SJ Norman’s winning photographic diptych, Cicatrix (All that was taken, all that remains), documents 147 incisions which were made on the skin of the artist’s back during a ritual work lasting 147 minutes.
In the work, Norman stages a personal reclamation of the ancestral mourning rights he has been divested of as a Wiradjuri person. Cicatrix thus invites a consideration of the body as a vessel of complex grief, and the wound as a technology of transmutation.
From 65 finalist works, Norman was selected as the winner of the $35,000 cash prize at a launch event at Casula Powerhouse on Saturday March 26.
The three Blake Prize judges were Megan Monte, the inaugural Director of Ngununggula; Abdul Abdullah, a significant Australian multi-disciplinary artist; and Rosemary Crumlin OAM, a Sister of Mercy, art historian, educator and exhibition curator with a special interest in art and spirituality.

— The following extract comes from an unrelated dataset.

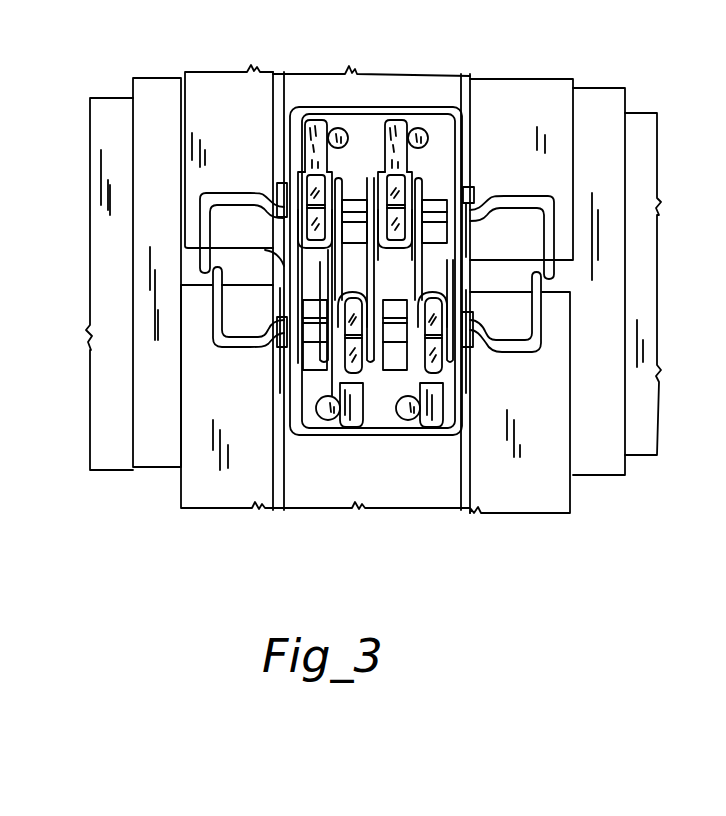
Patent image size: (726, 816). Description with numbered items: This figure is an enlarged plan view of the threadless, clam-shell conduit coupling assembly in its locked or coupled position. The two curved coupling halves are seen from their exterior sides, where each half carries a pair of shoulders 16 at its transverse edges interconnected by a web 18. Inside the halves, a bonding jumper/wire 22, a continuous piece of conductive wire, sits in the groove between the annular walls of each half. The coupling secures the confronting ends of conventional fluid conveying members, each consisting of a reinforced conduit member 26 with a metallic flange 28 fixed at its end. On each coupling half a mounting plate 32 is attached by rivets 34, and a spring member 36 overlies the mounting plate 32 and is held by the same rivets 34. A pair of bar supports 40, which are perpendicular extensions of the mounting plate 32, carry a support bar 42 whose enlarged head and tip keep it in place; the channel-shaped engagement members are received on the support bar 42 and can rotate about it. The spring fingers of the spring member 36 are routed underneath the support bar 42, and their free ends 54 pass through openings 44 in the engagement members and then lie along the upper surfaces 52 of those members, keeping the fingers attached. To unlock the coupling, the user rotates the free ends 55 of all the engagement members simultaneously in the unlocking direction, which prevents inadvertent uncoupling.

The judges said they were impressed by the ways the artist explores ideas of scarification and ceremonial languages of Aboriginal peoples into the work.
“Cicatrix, and the artist’s practice, resonates with the themes of this prize but also has the potential to expand how contemporary audiences engage with the themes of spirituality, belief and religion in our contemporary Australian context,” they added.
The Blake Prize is one of Australia’s longest-standing and most prestigious art prizes. It is a biennial event that engages local and international contemporary artists in conversations on the broader experience of spirituality, religion and belief.
Two other Australian artists were awarded prizes on March 26.
Katy B Plummer of Annandale NSW took out the Established Artist Residency prize for her interactive audio-visual multi-platform work WE ARE ALL ASTONISHINGLY WISE. Plummer’s work features a good-natured oracle that interacts with the audience – holding up poetic texts and a QR code that, when scanned, offers possible interpretations of the text by two Diviners. As a part of her prize, Katy receives a residency and solo exhibition at Casula Powerhouse Arts Centre.
Queens Park WA resident Sakinah Alatas was awarded the Emerging Artist Prize for her work “Qadarullah” (Divine decree), an introspective piece that uses a Muslim prayer mat to explore the artist’s feelings of surrendering to God’s will after losing her mother and giving birth in the same week. Alatas receives $6,000 as a part of her prize and her work has been acquired for the Liverpool City Council Collection.